Education des filles dans les pays en crise : une priorité absolue

Publié dans Expertise,Plaidoyer

Quand une guerre éclate, qu’un pays est victime d’un tremblement de terre ou d’inondations, aller à l’école n’est clairement plus la priorité. Et cela semble plutôt logique, les besoins éducatifs des plus jeunes se plaçant bien loin derrière la nourriture, l’abri ou la santé. Reste que conflits ou catastrophes naturelles ne se règlent généralement pas en quelques semaines et que des millions de jeunes se retrouvent ainsi sans éducation. Privés de toute opportunité de construire un avenir, ils sont ainsi des générations entières sacrifiées.

Des situations de fragilité en hausse

Au cours des vingt dernières années, le nombre de conflits ou catastrophes naturelles dans le monde n’a eu de cesse de se multiplier, augmentant ainsi considérablement le nombre de pays dit en situation de fragilité ou de conflits. Dans ces pays, près de 75 millions de  jeunes sont ainsi privés d’éducation ou en passe de l’être en raison des crises ou catastrophes que traverse le pays. Dans ces contextes difficiles,  les filles, elles, ont 2,5 fois plus de chances d’être non scolarisées que les garçons.

Les filles, principales victimes

Les filles sont de fait les principales victimes du manque de scolarisation. Sans école, sans lieu sûr où se réfugier, elles sont immédiatement reléguées aux tâches ménagères ou à des travaux difficiles pour faire vivre la famille. Elles sont privées de soins et le plus souvent d’accès à la nourriture en quantité suffisante. Elles sont également une proie extrêmement facile pour des hommes malintentionnés : elles sont de fait souvent victimes de viols, d’attaques ou de kidnappings. Enfin, ces situations difficiles sont des périodes propices aux mariages et grossesses précoces, qui mettent le plus souvent définitivement un terme à toute possibilité de poursuivre leurs scolarités.
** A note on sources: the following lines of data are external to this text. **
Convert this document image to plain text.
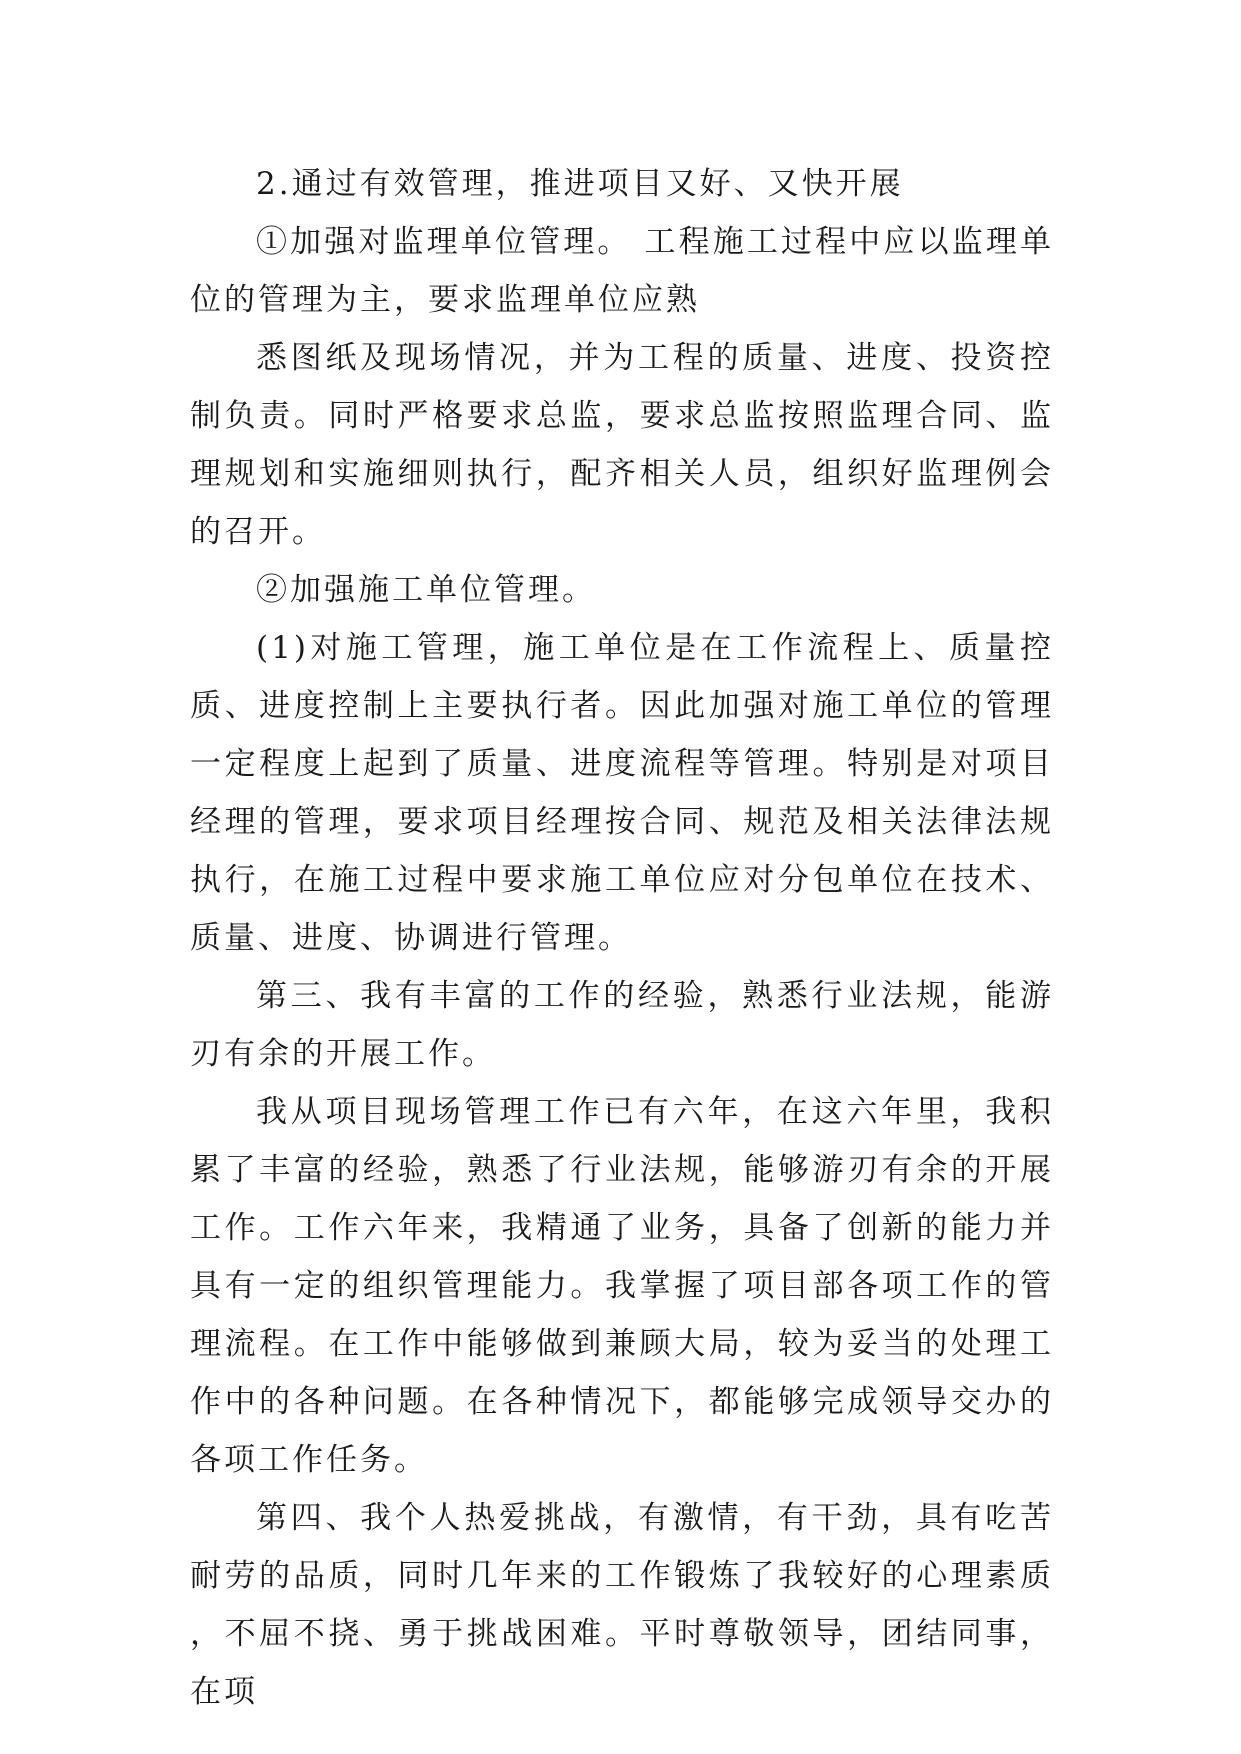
2.通过有效管理，推进项目又好、又快开展

①加强对监理单位管理。 工程施工过程中应以监理单位的管理为主，要求监理单位应熟

悉图纸及现场情况，并为工程的质量、进度、投资控制负责。同时严格要求总监，要求总监按照监理合同、监理规划和实施细则执行，配齐相关人员，组织好监理例会的召开。

②加强施工单位管理。

(1)对施工管理，施工单位是在工作流程上、质量控质、进度控制上主要执行者。因此加强对施工单位的管理一定程度上起到了质量、进度流程等管理。特别是对项目经理的管理，要求项目经理按合同、规范及相关法律法规执行，在施工过程中要求施工单位应对分包单位在技术、质量、进度、协调进行管理。

第三、我有丰富的工作的经验，熟悉行业法规，能游刃有余的开展工作。

我从项目现场管理工作已有六年，在这六年里，我积累了丰富的经验，熟悉了行业法规，能够游刃有余的开展工作。工作六年来，我精通了业务，具备了创新的能力并具有一定的组织管理能力。我掌握了项目部各项工作的管理流程。在工作中能够做到兼顾大局，较为妥当的处理工作中的各种问题。在各种情况下，都能够完成领导交办的各项工作任务。

第四、我个人热爱挑战，有激情，有干劲，具有吃苦耐劳的品质，同时几年来的工作锻炼了我较好的心理素质 ，不屈不挠、勇于挑战困难。平时尊敬领导，团结同事，在项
L’école, source de résilience

Dans ces situations difficiles, l’école, peu prioritaire en apparence, s’avère paradoxalement essentielle tant elle a valeur de refuge, elle devient alors un sanctuaire, une véritable source de résilience pour des jeunes gens le plus souvent traumatisés. L’école leur offre en effet un cadre et la possibilité de renouer au plus vite avec une vie normale. Ils sont pris en charge par des professionnels de l’éducation, parfois par des psychologues capables de les aider à surmonter leurs traumatismes.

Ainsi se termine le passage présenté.